Objective: The relation between cardiac and renal diseases is well known, and the concept of the cardio-renal syndrome has attracted much attention in recent years. However, the molecular mechanism of the cardio-renal syndrome is still unclear. In this study, we used αMHC-dominant negative Neuron-Restrictive Silencer Factor (NRSF) transgenic mice (Tg mice), a mouse model of dilated cardiomyopathy with gradually worsening ejection fraction, to elucidate the pathogenesis of acute kidney injury in the setting of chronic heart failure. Design and Methods: Sixteen-week-old Tg and wild-type mice were subjected to unilateral nephrectomy and 45-minute ischemia reperfusion injury (IRI) to the remaining kidney, and then the kidneys and hearts were retrieved 72 hours later.
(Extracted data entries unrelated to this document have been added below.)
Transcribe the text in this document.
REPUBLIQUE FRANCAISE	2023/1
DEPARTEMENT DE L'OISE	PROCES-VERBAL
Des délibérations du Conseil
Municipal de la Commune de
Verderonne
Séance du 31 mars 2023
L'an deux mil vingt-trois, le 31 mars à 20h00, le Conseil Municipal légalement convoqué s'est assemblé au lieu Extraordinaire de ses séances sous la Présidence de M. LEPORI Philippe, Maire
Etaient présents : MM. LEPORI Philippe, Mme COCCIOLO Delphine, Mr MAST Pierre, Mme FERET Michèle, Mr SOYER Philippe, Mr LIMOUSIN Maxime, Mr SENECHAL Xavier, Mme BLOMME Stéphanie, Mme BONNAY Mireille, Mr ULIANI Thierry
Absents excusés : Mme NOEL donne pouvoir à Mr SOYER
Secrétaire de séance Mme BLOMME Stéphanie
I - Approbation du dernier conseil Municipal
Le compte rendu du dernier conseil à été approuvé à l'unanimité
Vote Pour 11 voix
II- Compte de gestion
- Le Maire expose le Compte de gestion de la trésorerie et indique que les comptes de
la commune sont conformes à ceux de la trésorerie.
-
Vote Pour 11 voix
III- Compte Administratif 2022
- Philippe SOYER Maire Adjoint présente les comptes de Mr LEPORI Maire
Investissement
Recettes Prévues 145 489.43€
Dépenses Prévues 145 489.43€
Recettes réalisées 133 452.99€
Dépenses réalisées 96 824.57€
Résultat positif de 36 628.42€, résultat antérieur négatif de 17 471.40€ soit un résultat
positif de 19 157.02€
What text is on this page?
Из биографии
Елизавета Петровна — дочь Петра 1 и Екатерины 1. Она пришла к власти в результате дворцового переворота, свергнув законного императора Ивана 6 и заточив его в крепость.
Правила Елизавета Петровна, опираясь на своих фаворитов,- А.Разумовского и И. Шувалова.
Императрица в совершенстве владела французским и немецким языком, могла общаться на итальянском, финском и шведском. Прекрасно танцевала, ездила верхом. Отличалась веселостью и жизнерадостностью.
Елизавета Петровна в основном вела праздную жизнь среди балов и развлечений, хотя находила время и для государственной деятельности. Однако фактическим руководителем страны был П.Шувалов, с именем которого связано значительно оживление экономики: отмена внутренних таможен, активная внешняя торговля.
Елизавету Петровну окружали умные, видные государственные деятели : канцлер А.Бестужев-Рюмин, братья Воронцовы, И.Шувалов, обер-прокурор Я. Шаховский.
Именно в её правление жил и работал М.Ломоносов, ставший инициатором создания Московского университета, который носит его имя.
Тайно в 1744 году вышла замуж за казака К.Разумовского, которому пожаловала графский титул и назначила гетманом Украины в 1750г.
The control group were subjected to unilateral nephrectomy without IRI. Results: Heart weights were significantly heavier in Tg mice in both control and IRI-treated groups. In the control group, serum creatinine and blood urea nitrogen were unchanged between wild-type and Tg mice. However, serum creatinine and blood urea nitrogen were significantly elevated in Tg mice compared to wild-type mice in the IRI-treated group, and only IRI-treated Tg mice died within 72 hours after IRI (6/14). Furthermore, mRNA expression of Ccl2 and Lcn2 (NGAL) in the whole kidney was significantly elevated in IRI-treated wild-type mice, and was more upregulated in Tg mice. Periodic acid-Schiff staining showed that tubular injuries, such as dilation of tubules, cast formation and tubular atrophy, were exacerbated in IRI-treated Tg mice. In microarray analysis of IRI-treated kidneys from wild-type and Tg mice, several candidate genes were upregulated in Tg mice. Conclusions: In dilated cardiomyopathy model mouse, inflammation and histological changes were aggravated after IRI, suggesting that chronic heart failure augments renal impairment in acute kidney injury.